Christ My Hope is Arisen Regina Coeli Pope John Paul II April 24, 2000 1. Our hearts are still filled with Easter joy on this Monday of the Octave of Easter, known as Monday of the Angel. After the Lenten season, which was a particularly intense experience for the Church in this Jubilee Year, after the deep emotions of the Sacred Triduum, today too we pause in meditation before the empty tomb, drawn there by the radiant mystery of the Resurrection of the Lord. Life conquered death. We need faith if we are to open ourselves to this new and marvellous outlook. Let us allow ourselves to be penetrated by the thoughts and emotions that pulsate in the Easter sequence: Yes ... Christ indeed from death is risen. This truth marked the life of the Apostles who, after the Resurrection, felt the desire to follow their Teacher rekindled in their hearts and, after receiving the Holy Spirit, left without delay to proclaim to everyone what they had personally seen and experienced. 2. Dear brothers and sisters, once again we have heard the comforting announcement of the Resurrection: Christ my hope is arisen. If Christ is risen we can look with new eyes and hearts at every event in our life.
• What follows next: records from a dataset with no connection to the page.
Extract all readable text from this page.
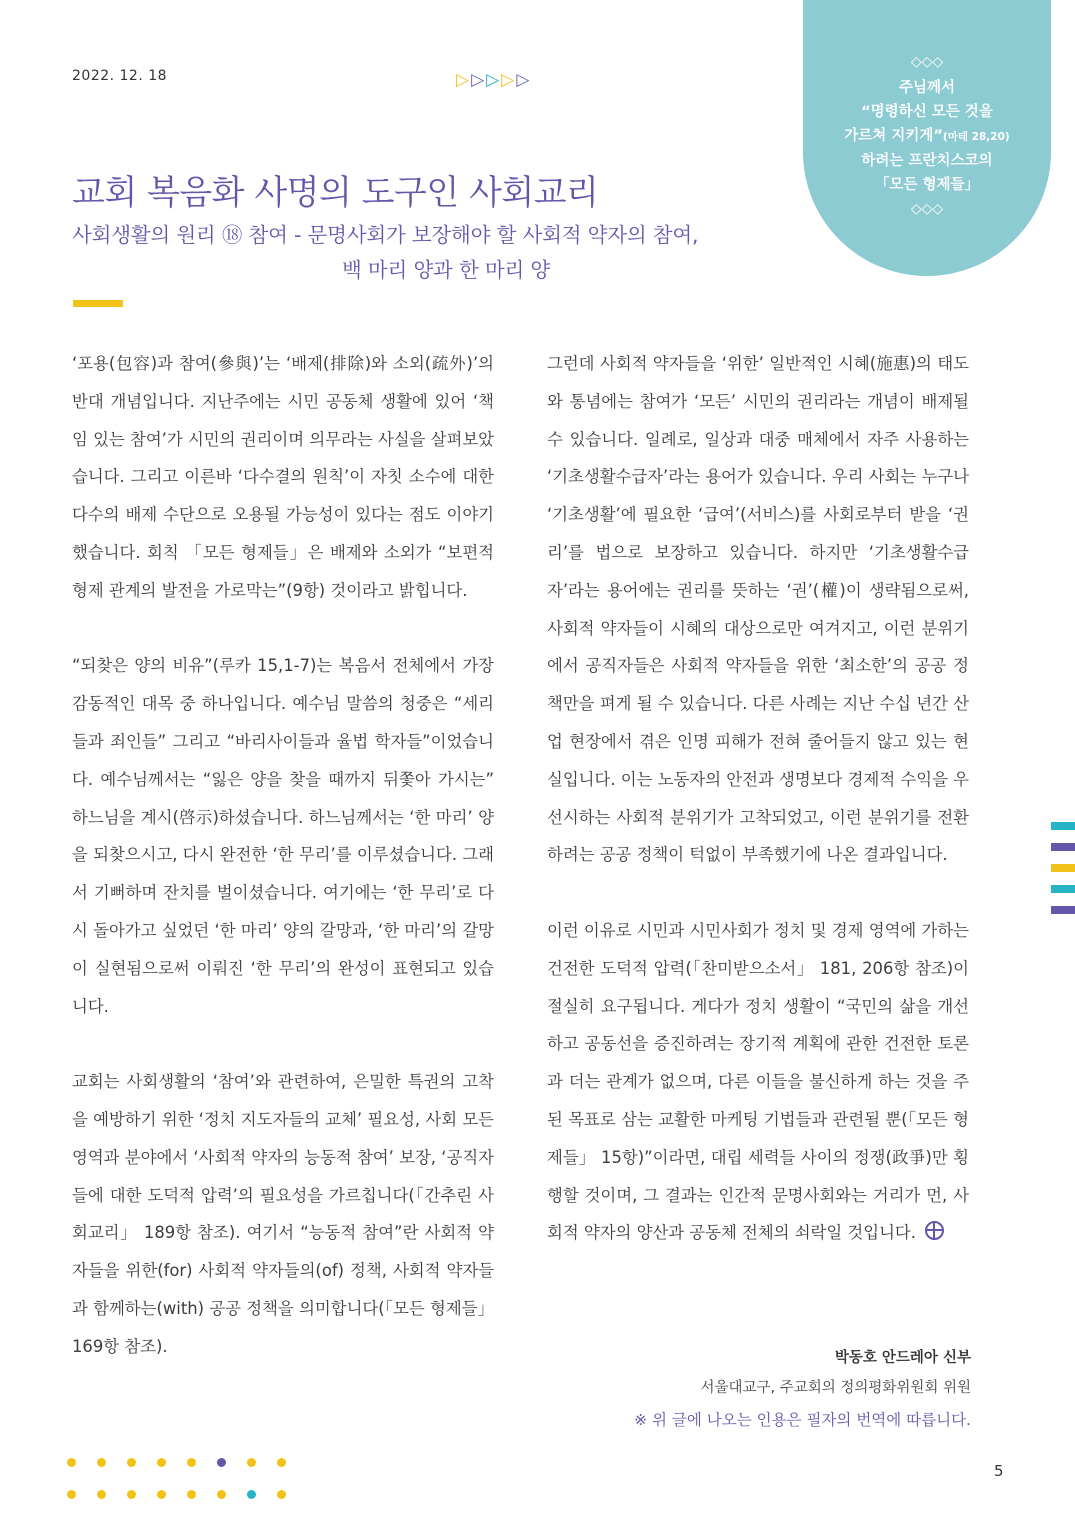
2022. 12. 18	▷ ▷ ▷ ▷ ▷
◇◇◇
주님께서
“명령하신 모든 것을
가르쳐 지키게”(마태 28,20)
하려는 프란치스코의
「모든 형제들」
◇◇◇
교회 복음화 사명의 도구인 사회교리
사회생활의 원리 ⑱ 참여 - 문명사회가 보장해야 할 사회적 약자의 참여,
백 마리 양과 한 마리 양

‘포용(包容)과 참여(參與)’는 ‘배제(排除)와 소외(疏外)’의 반대 개념입니다. 지난주에는 시민 공동체 생활에 있어 ‘책임 있는 참여’가 시민의 권리이며 의무라는 사실을 살펴보았습니다. 그리고 이른바 ‘다수결의 원칙’이 자칫 소수에 대한 다수의 배제 수단으로 오용될 가능성이 있다는 점도 이야기했습니다. 회칙 「모든 형제들」은 배제와 소외가 “보편적 형제 관계의 발전을 가로막는”(9항) 것이라고 밝힙니다.

“되찾은 양의 비유”(루카 15,1-7)는 복음서 전체에서 가장 감동적인 대목 중 하나입니다. 예수님 말씀의 청중은 “세리들과 죄인들” 그리고 “바리사이들과 율법 학자들”이었습니다. 예수님께서는 “잃은 양을 찾을 때까지 뒤쫓아 가시는” 하느님을 계시(啓示)하셨습니다. 하느님께서는 ‘한 마리’ 양을 되찾으시고, 다시 완전한 ‘한 무리’를 이루셨습니다. 그래서 기뻐하며 잔치를 벌이셨습니다. 여기에는 ‘한 무리’로 다시 돌아가고 싶었던 ‘한 마리’ 양의 갈망과, ‘한 마리’의 갈망이 실현됨으로써 이뤄진 ‘한 무리’의 완성이 표현되고 있습니다.

교회는 사회생활의 ‘참여’와 관련하여, 은밀한 특권의 고착을 예방하기 위한 ‘정치 지도자들의 교체’ 필요성, 사회 모든 영역과 분야에서 ‘사회적 약자의 능동적 참여’ 보장, ‘공직자들에 대한 도덕적 압력’의 필요성을 가르칩니다(「간추린 사회교리」 189항 참조). 여기서 “능동적 참여”란 사회적 약자들을 위한(for) 사회적 약자들의(of) 정책, 사회적 약자들과 함께하는(with) 공공 정책을 의미합니다(「모든 형제들」 169항 참조).

그런데 사회적 약자들을 ‘위한’ 일반적인 시혜(施惠)의 태도와 통념에는 참여가 ‘모든’ 시민의 권리라는 개념이 배제될 수 있습니다. 일례로, 일상과 대중 매체에서 자주 사용하는 ‘기초생활수급자’라는 용어가 있습니다. 우리 사회는 누구나 ‘기초생활’에 필요한 ‘급여’(서비스)를 사회로부터 받을 ‘권리’를 법으로 보장하고 있습니다. 하지만 ‘기초생활수급자’라는 용어에는 권리를 뜻하는 ‘권’(權)이 생략됨으로써, 사회적 약자들이 시혜의 대상으로만 여겨지고, 이런 분위기에서 공직자들은 사회적 약자들을 위한 ‘최소한’의 공공 정책만을 펴게 될 수 있습니다. 다른 사례는 지난 수십 년간 산업 현장에서 겪은 인명 피해가 전혀 줄어들지 않고 있는 현실입니다. 이는 노동자의 안전과 생명보다 경제적 수익을 우선시하는 사회적 분위기가 고착되었고, 이런 분위기를 전환하려는 공공 정책이 턱없이 부족했기에 나온 결과입니다.

이런 이유로 시민과 시민사회가 정치 및 경제 영역에 가하는 건전한 도덕적 압력(「찬미받으소서」 181, 206항 참조)이 절실히 요구됩니다. 게다가 정치 생활이 “국민의 삶을 개선하고 공동선을 증진하려는 장기적 계획에 관한 건전한 토론과 더는 관계가 없으며, 다른 이들을 불신하게 하는 것을 주된 목표로 삼는 교활한 마케팅 기법들과 관련될 뿐(「모든 형제들」 15항)”이라면, 대립 세력들 사이의 정쟁(政爭)만 횡행할 것이며, 그 결과는 인간적 문명사회와는 거리가 먼, 사회적 약자의 양산과 공동체 전체의 쇠락일 것입니다.

박동호 안드레아 신부
서울대교구, 주교회의 정의평화위원회 위원
※ 위 글에 나오는 인용은 필자의 번역에 따릅니다.
5
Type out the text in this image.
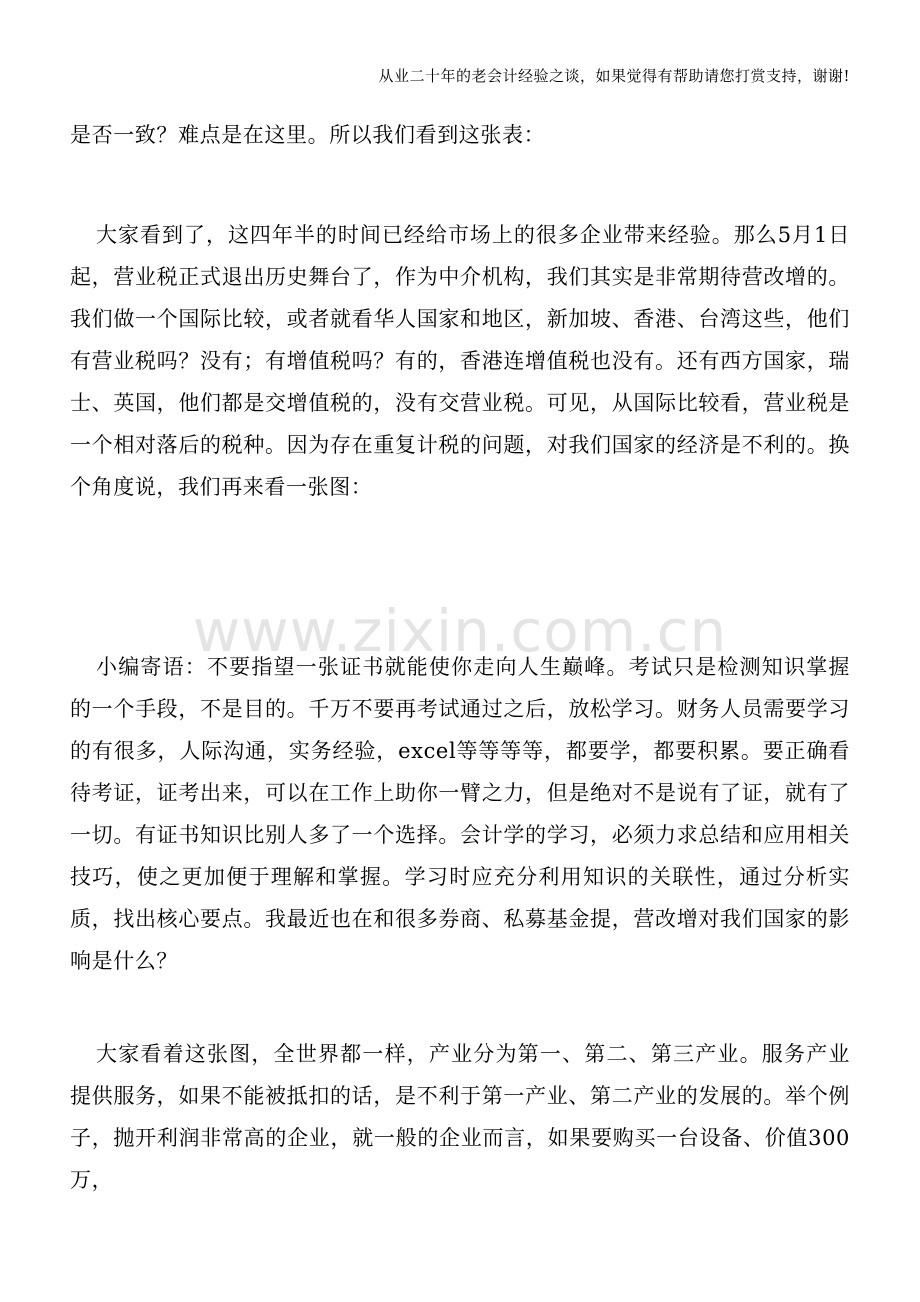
从业二十年的老会计经验之谈，如果觉得有帮助请您打赏支持，谢谢!
www.zixin.com.cn

是否一致？难点是在这里。所以我们看到这张表：

大家看到了，这四年半的时间已经给市场上的很多企业带来经验。那么5月1日起，营业税正式退出历史舞台了，作为中介机构，我们其实是非常期待营改增的。我们做一个国际比较，或者就看华人国家和地区，新加坡、香港、台湾这些，他们有营业税吗？没有；有增值税吗？有的，香港连增值税也没有。还有西方国家，瑞士、英国，他们都是交增值税的，没有交营业税。可见，从国际比较看，营业税是一个相对落后的税种。因为存在重复计税的问题，对我们国家的经济是不利的。换个角度说，我们再来看一张图：

小编寄语：不要指望一张证书就能使你走向人生巅峰。考试只是检测知识掌握的一个手段，不是目的。千万不要再考试通过之后，放松学习。财务人员需要学习的有很多，人际沟通，实务经验，excel等等等等，都要学，都要积累。要正确看待考证，证考出来，可以在工作上助你一臂之力，但是绝对不是说有了证，就有了一切。有证书知识比别人多了一个选择。会计学的学习，必须力求总结和应用相关技巧，使之更加便于理解和掌握。学习时应充分利用知识的关联性，通过分析实质，找出核心要点。我最近也在和很多券商、私募基金提，营改增对我们国家的影响是什么？

大家看着这张图，全世界都一样，产业分为第一、第二、第三产业。服务产业提供服务，如果不能被抵扣的话，是不利于第一产业、第二产业的发展的。举个例子，抛开利润非常高的企业，就一般的企业而言，如果要购买一台设备、价值300万，
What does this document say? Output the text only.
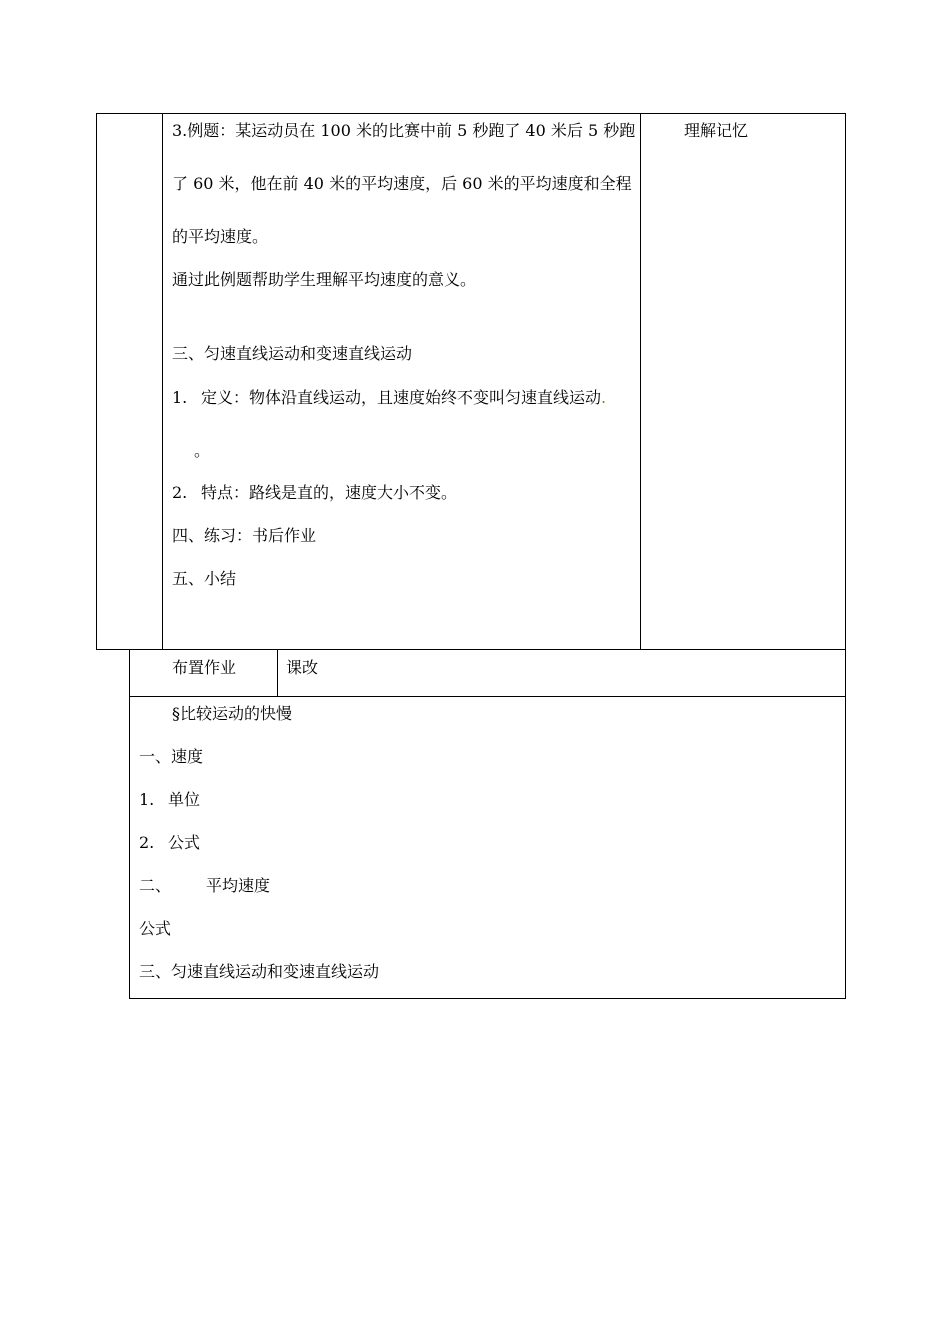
3.例题：某运动员在 100 米的比赛中前 5 秒跑了 40 米后 5 秒跑
了 60 米，他在前 40 米的平均速度，后 60 米的平均速度和全程
的平均速度。
通过此例题帮助学生理解平均速度的意义。
三、匀速直线运动和变速直线运动
1. 定义：物体沿直线运动，且速度始终不变叫匀速直线运动.
。
2. 特点：路线是直的，速度大小不变。
四、练习：书后作业
五、小结
理解记忆
布置作业	课改
§比较运动的快慢
一、速度
1. 单位
2. 公式
二、 平均速度
公式
三、匀速直线运动和变速直线运动
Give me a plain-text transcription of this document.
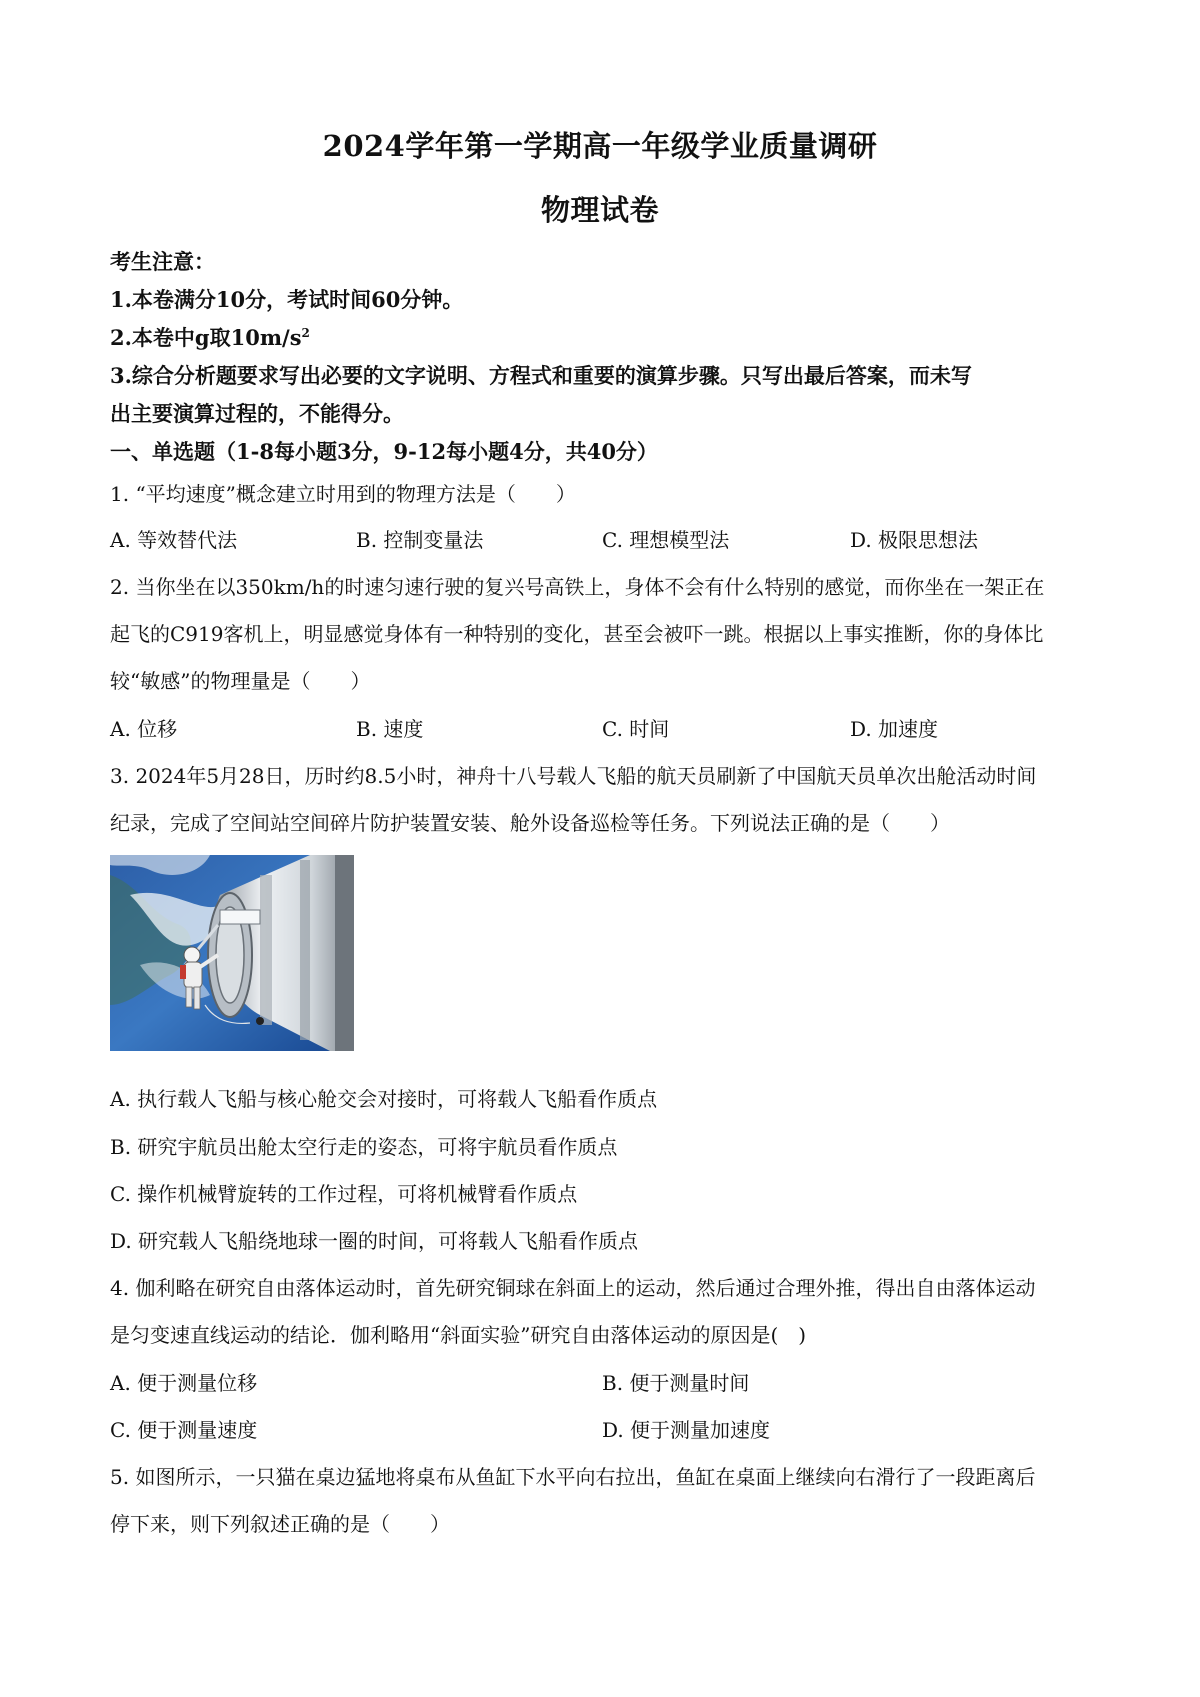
2024学年第一学期高一年级学业质量调研
物理试卷
考生注意：
1.本卷满分10分，考试时间60分钟。
2.本卷中g取$10m/s^2$
3.综合分析题要求写出必要的文字说明、方程式和重要的演算步骤。只写出最后答案，而未写
出主要演算过程的，不能得分。
一、单选题（1-8每小题3分，9-12每小题4分，共40分）
1. “平均速度”概念建立时用到的物理方法是（　　）
A. 等效替代法	B. 控制变量法	C. 理想模型法	D. 极限思想法
2. 当你坐在以350km/h的时速匀速行驶的复兴号高铁上，身体不会有什么特别的感觉，而你坐在一架正在
起飞的C919客机上，明显感觉身体有一种特别的变化，甚至会被吓一跳。根据以上事实推断，你的身体比
较“敏感”的物理量是（　　）
A. 位移	B. 速度	C. 时间	D. 加速度
3. 2024年5月28日，历时约8.5小时，神舟十八号载人飞船的航天员刷新了中国航天员单次出舱活动时间
纪录，完成了空间站空间碎片防护装置安装、舱外设备巡检等任务。下列说法正确的是（　　）
A. 执行载人飞船与核心舱交会对接时，可将载人飞船看作质点
B. 研究宇航员出舱太空行走的姿态，可将宇航员看作质点
C. 操作机械臂旋转的工作过程，可将机械臂看作质点
D. 研究载人飞船绕地球一圈的时间，可将载人飞船看作质点
4. 伽利略在研究自由落体运动时，首先研究铜球在斜面上的运动，然后通过合理外推，得出自由落体运动
是匀变速直线运动的结论．伽利略用“斜面实验”研究自由落体运动的原因是(　)
A. 便于测量位移	B. 便于测量时间
C. 便于测量速度	D. 便于测量加速度
5. 如图所示，一只猫在桌边猛地将桌布从鱼缸下水平向右拉出，鱼缸在桌面上继续向右滑行了一段距离后
停下来，则下列叙述正确的是（　　）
This is the Easter message I would like to convey to all the people of the world. These are also my Easter wishes, which I renew to you all affectionately on this day, when the liturgy reminds us of the angel's words to the three women weeping at the empty tomb. As the Gospel recalls, they went early in the morning to the tomb and there received from a young man ... dressed in a white robe the news that changed the course of history: Do not be amazed; you seek Jesus of Nazareth, who was crucified. He has risen, he is not here (cf. Mk 16: 6). 3. He has risen. This is the heart of our faith. Mary was a silent witness of all these events. Let us ask her to help us also to receive the fullness of this Easter message. Regina caeli, laetare, alleluia - Rejoice, Queen of heaven, alleluia!. This is the prayer that replaces the Angelus, which we address to her throughout the Easter season. The joy of the Blessed Virgin contains in itself everything for which the Church rejoices: every good of grace and nature. Let us therefore call upon her with faith and devotion: Regina caeli laetare, alleluia!